I’m planning to work on the bevel operator for a class this semester at school. In the spirit of involving the community I thought I would make a post here so people can get involved.
The Problem
The way bevel handles non-square corners doesn’t reflect bevels from the real world. In the real world, bevels usually have a constant size and shape defined by the tool, and they don’t change based on the angle of the corner being beveled. But in Blender, the beveled corners do not necessarily have a consistent radius.
Requests
- Right-Click Select — Blender Community
- Bevel Improvements - #22 by Angeldust This request talks about using a constant number of segments per arc degree, which would work well with a single vertex bevel, but in a sequence of consecutive bevels with different size arcs, this wouldn’t work.
- GSoC 2018 - Bevel Improvements - #365 by z01ks
The Solution
Currently, bevel globally specifies how far along a vertice’s adjacent edges to attach the ends of the profile. Instead, with this solution applied, bevel will specify a global bevel radius. A circle of that radius will be placed between the adjacent edges at the location where each edge connects tangentially to the circle. Then the profile becomes a different portion of a circle depending on the angle of the corner.
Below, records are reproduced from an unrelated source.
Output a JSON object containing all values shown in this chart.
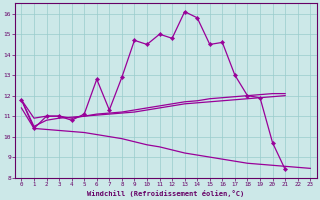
{
  "xlabel": "Windchill (Refroidissement éolien,°C)",
  "background_color": "#cce8e8",
  "grid_color": "#99cccc",
  "line_color": "#990099",
  "xlim": [
    -0.5,
    23.5
  ],
  "ylim": [
    8,
    16.5
  ],
  "x": [
    0,
    1,
    2,
    3,
    4,
    5,
    6,
    7,
    8,
    9,
    10,
    11,
    12,
    13,
    14,
    15,
    16,
    17,
    18,
    19,
    20,
    21,
    22,
    23
  ],
  "line1_jagged": [
    11.8,
    10.4,
    11.0,
    11.0,
    10.8,
    11.1,
    12.8,
    11.3,
    12.9,
    14.7,
    14.5,
    15.0,
    14.8,
    16.1,
    15.8,
    14.5,
    14.6,
    13.0,
    12.0,
    11.9,
    9.7,
    8.4,
    null,
    null
  ],
  "line1_x": [
    0,
    1,
    2,
    3,
    4,
    5,
    6,
    7,
    8,
    9,
    10,
    11,
    12,
    13,
    14,
    15,
    16,
    17,
    18,
    19,
    20,
    21
  ],
  "line1_y": [
    11.8,
    10.4,
    11.0,
    11.0,
    10.8,
    11.1,
    12.8,
    11.3,
    12.9,
    14.7,
    14.5,
    15.0,
    14.8,
    16.1,
    15.8,
    14.5,
    14.6,
    13.0,
    12.0,
    11.9,
    9.7,
    8.4
  ],
  "line2_x": [
    0,
    1,
    2,
    3,
    4,
    5,
    6,
    7,
    8,
    9,
    10,
    11,
    12,
    13,
    14,
    15,
    16,
    17,
    18,
    19,
    20,
    21
  ],
  "line2_y": [
    11.8,
    10.9,
    11.0,
    11.0,
    10.9,
    11.0,
    11.1,
    11.15,
    11.2,
    11.3,
    11.4,
    11.5,
    11.6,
    11.7,
    11.75,
    11.85,
    11.9,
    11.95,
    12.0,
    12.05,
    12.1,
    12.1
  ],
  "line3_x": [
    0,
    1,
    2,
    3,
    4,
    5,
    6,
    7,
    8,
    9,
    10,
    11,
    12,
    13,
    14,
    15,
    16,
    17,
    18,
    19,
    20,
    21
  ],
  "line3_y": [
    11.8,
    10.5,
    10.8,
    10.9,
    10.95,
    11.0,
    11.05,
    11.1,
    11.15,
    11.2,
    11.3,
    11.4,
    11.5,
    11.6,
    11.65,
    11.7,
    11.75,
    11.8,
    11.85,
    11.9,
    11.95,
    12.0
  ],
  "line4_x": [
    0,
    1,
    2,
    3,
    4,
    5,
    6,
    7,
    8,
    9,
    10,
    11,
    12,
    13,
    14,
    15,
    16,
    17,
    18,
    19,
    20,
    21,
    22,
    23
  ],
  "line4_y": [
    11.4,
    10.4,
    10.35,
    10.3,
    10.25,
    10.2,
    10.1,
    10.0,
    9.9,
    9.75,
    9.6,
    9.5,
    9.35,
    9.2,
    9.1,
    9.0,
    8.9,
    8.8,
    8.7,
    8.65,
    8.6,
    8.55,
    8.5,
    8.45
  ],
  "yticks": [
    8,
    9,
    10,
    11,
    12,
    13,
    14,
    15,
    16
  ],
  "xticks": [
    0,
    1,
    2,
    3,
    4,
    5,
    6,
    7,
    8,
    9,
    10,
    11,
    12,
    13,
    14,
    15,
    16,
    17,
    18,
    19,
    20,
    21,
    22,
    23
  ],
  "tick_color": "#660066",
  "axis_color": "#660066"
}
To simplify the user interface, it’s possible that one of the current “Width Methods” for specifying the size of the bevel will be close enough to this “constant radius” option that they could be merged. I’ll advocate for this as a way to tackle the increase in complexity that comes with every new feature, but others might disagree.
Non-Global Profile Shape
The current bevel code relies on using the same profile definition for the entire operation, contained in the ProfileSpacing
struct, which stores the 2D location of each of the profile’s points. The profile is stored this way because of the high computation cost of sampling the super-ellipse function for the variable profile.
I propose bypassing the step of storing a global profile shape and instead calculating the profile’s points directly for each profile. This sounds slower, but only using circular profiles as discussed below should simplify the calculation, and some slow-down is probably inherent in the solution to this problem anyway.
Only Circular Profiles
This solution connects a circular arc tangentially to each of the adjacent edges. Because of the requirement of a constant radius together with these tangents, it doesn’t make sense for a profile to have any shape besides a portion of a circle. Any profile could be contorted so its profile meets its adjacent edges tangentially, but with any shape besides a portion of a circle, those tangents wouldn’t continue meaningfully into the profile.
This “circular arc” requirement nullifies the two bevel settings that control the profile, the superellipse parameter and custom profiles. Without these options bevel is simpler, which is an argument for having this project’s “Constant Radius” option be the default. Although that would makes those profile features less accessible.